El 18 de agosto de 2014, Francisco sobrevoló el espacio aéreo chino con el avión que le llevaba de vuelta a Roma tras concluir su visita a Corea del Sur. Aprovechando la circunstancia, un reportero le preguntó si tenía intención de viajar a China. “¿Que si me gustaría ir? Por supuesto. ¡Mañana!”, respondió, para mostrar a continuación su “respeto” al pueblo chino y solicitar la misma consideración para los católicos del país. “La Iglesia pide únicamente libertad para su misión, para llevar a cabo su tarea; no hay más condiciones”. Aquellas frases no eran un brindis al sol. Bergoglio está a punto de deshacer uno de los más difíciles nudos gordianos con que cuenta hoy la Santa Sede a nivel internacional: la relación con el Gobierno chino.
Con sus 1.379 millones de habitantes, de los que solo unos 12 millones son fieles a la Iglesia de Roma, el gigante asiático representa una última frontera para expandir el catolicismo, como ya lo era en la época de Matteo Ricci, el jesuita italiano que, entre finales del siglo XVI y principios del XVII, predicó el Evangelio por los dominios de la dinastía Ming. Hoy, otro jesuita parece haber resuelto el pulso que Roma y Pekín llevaban décadas echándose a cuenta de los límites de la libertad religiosa y, en particular, sobre quién tienen la última palabra en el nombramiento de los obispos.
El Gobierno de Xi Jinping parece dispuesto a llegar a un punto de encuentro en ese espinoso asunto y a reconocer a los 30 pastores de la llamada Iglesia clandestina, donde están encuadrados los fieles que no quieren formar parte de la Asociación Patriótica Católica China (APCC), el organismo eclesial promovido por las autoridades. Cuando este nuevo entendimiento quede firmado, se dará un paso de gigante en las relaciones entre dos estados cuyas vías diplomáticas llevan rotas desde 1951, tras el ascenso al poder de Mao.

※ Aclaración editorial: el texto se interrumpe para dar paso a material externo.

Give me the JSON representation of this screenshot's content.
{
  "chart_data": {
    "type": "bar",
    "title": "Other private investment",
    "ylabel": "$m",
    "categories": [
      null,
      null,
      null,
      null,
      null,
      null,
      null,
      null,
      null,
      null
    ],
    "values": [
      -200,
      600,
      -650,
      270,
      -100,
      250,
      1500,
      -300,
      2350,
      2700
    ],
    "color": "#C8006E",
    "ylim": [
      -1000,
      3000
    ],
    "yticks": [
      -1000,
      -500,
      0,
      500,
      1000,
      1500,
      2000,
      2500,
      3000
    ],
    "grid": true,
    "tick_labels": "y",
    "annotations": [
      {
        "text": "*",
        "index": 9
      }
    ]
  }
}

“El acuerdo está listo y esperamos que se suscriba lo antes posible. No es perfecto, pues pone límites a la libertad de la Iglesia, pero es el mejor acuerdo que podíamos conseguir hoy. Por eso hemos querido que tenga un carácter provisional y podamos revisarlo cada dos o tres años”. Fuentes vaticanas que conocen bien cómo se ha desarrollado la negociación, reconocen a Vida Nueva que la comunidad católica va a seguir sufriendo algunas limitaciones, pero la alternativa a llegar a un entendimiento era mucho peor. “En China hacen falta unos 40 obispos. Si no llegamos a un acuerdo, el Gobierno nombrará por su cuenta y de una tacada a 10 o 15 prelados, que serían ilegítimos para el Vaticano. Hoy Pekín esta dispuesta a que el Papa sea el que elija a los obispos, pero para ello hay que reconocer primero a los que fueron ordenados de forma ilegítima”.

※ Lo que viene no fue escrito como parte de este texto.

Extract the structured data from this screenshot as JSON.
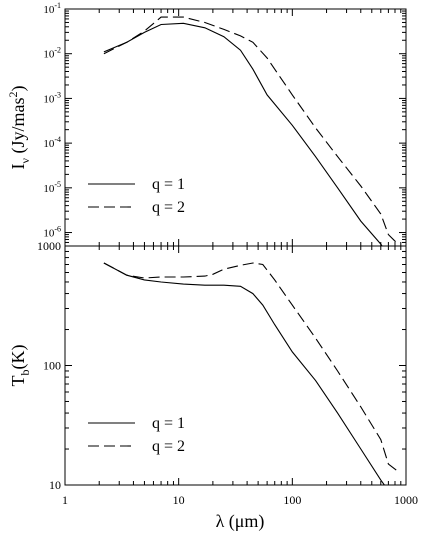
{
  "figure": {
    "xlabel": "λ (μm)"
  },
  "chart_data": [
    {
      "type": "line",
      "scale": {
        "x": "log",
        "y": "log"
      },
      "xlim": [
        1,
        1000
      ],
      "ylim": [
        5e-07,
        0.1
      ],
      "ylabel": {
        "base": "I",
        "sub": "ν",
        "unit": " (Jy/mas",
        "sup": "2",
        "close": ")"
      },
      "yticks": [
        {
          "value": 1e-06,
          "base": "10",
          "exp": "-6"
        },
        {
          "value": 1e-05,
          "base": "10",
          "exp": "-5"
        },
        {
          "value": 0.0001,
          "base": "10",
          "exp": "-4"
        },
        {
          "value": 0.001,
          "base": "10",
          "exp": "-3"
        },
        {
          "value": 0.01,
          "base": "10",
          "exp": "-2"
        },
        {
          "value": 0.1,
          "base": "10",
          "exp": "-1"
        }
      ],
      "legend": "lower-left",
      "series": [
        {
          "name": "q = 1",
          "style": "solid",
          "x": [
            2.2,
            3.5,
            5,
            7,
            11,
            17,
            25,
            35,
            45,
            60,
            100,
            160,
            250,
            400,
            600,
            700
          ],
          "y": [
            0.011,
            0.018,
            0.03,
            0.045,
            0.048,
            0.038,
            0.024,
            0.012,
            0.0045,
            0.0012,
            0.00025,
            5e-05,
            1e-05,
            1.8e-06,
            5.5e-07,
            3e-07
          ]
        },
        {
          "name": "q = 2",
          "style": "dashed",
          "x": [
            2.2,
            3.5,
            5,
            7,
            11,
            17,
            25,
            35,
            45,
            60,
            100,
            160,
            250,
            400,
            600,
            700,
            850
          ],
          "y": [
            0.01,
            0.018,
            0.032,
            0.066,
            0.066,
            0.05,
            0.035,
            0.025,
            0.018,
            0.008,
            0.0012,
            0.00022,
            5e-05,
            1.1e-05,
            2.6e-06,
            9e-07,
            5.5e-07
          ]
        }
      ]
    },
    {
      "type": "line",
      "scale": {
        "x": "log",
        "y": "log"
      },
      "xlim": [
        1,
        1000
      ],
      "ylim": [
        10,
        1000
      ],
      "ylabel": {
        "base": "T",
        "sub": "b",
        "unit": "(K)"
      },
      "yticks": [
        {
          "value": 10,
          "label": "10"
        },
        {
          "value": 100,
          "label": "100"
        },
        {
          "value": 1000,
          "label": "1000"
        }
      ],
      "xticks": [
        {
          "value": 1,
          "label": "1"
        },
        {
          "value": 10,
          "label": "10"
        },
        {
          "value": 100,
          "label": "100"
        },
        {
          "value": 1000,
          "label": "1000"
        }
      ],
      "legend": "lower-left",
      "series": [
        {
          "name": "q = 1",
          "style": "solid",
          "x": [
            2.2,
            3.5,
            5,
            7,
            11,
            17,
            25,
            35,
            45,
            55,
            70,
            100,
            160,
            250,
            400,
            600,
            700
          ],
          "y": [
            720,
            570,
            520,
            500,
            480,
            470,
            470,
            460,
            400,
            320,
            220,
            130,
            75,
            40,
            20,
            11,
            9
          ]
        },
        {
          "name": "q = 2",
          "style": "dashed",
          "x": [
            2.2,
            3.5,
            5,
            7,
            11,
            17,
            20,
            25,
            35,
            45,
            55,
            70,
            100,
            160,
            250,
            400,
            600,
            700,
            850
          ],
          "y": [
            720,
            570,
            540,
            550,
            550,
            560,
            580,
            640,
            690,
            720,
            700,
            520,
            320,
            170,
            90,
            45,
            24,
            15,
            13
          ]
        }
      ]
    }
  ]
}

Que Roma y Pekín vayan a llegar a un acuerdo para el nombramiento de obispos en el país asiático no significa que sea inminente el restablecimiento de relaciones diplomáticas entre la Santa Sede y China. “Se trata de dos planos diferentes: uno en el terreno religioso y otro en el político. Si se siguen dando pasos, todo llegará, pero todavía falta tiempo”, aclara un eclesiástico que ha seguido la negociación. Otro prelado coincide con él al señalar que “los tiempos todavía no están maduros” para que se produzca una audiencia en el Vaticano entre el Papa y el presidente Xi Jinping, paso imprescindible para que el Pontífice cumpla más adelante su sueño de realizar un viaje a China. Aquel “mañana” con el que Bergoglio respondió en agosto de 2014 a la pregunta del periodista, parece hoy más cerca que entonces, pero todavía se hará esperar.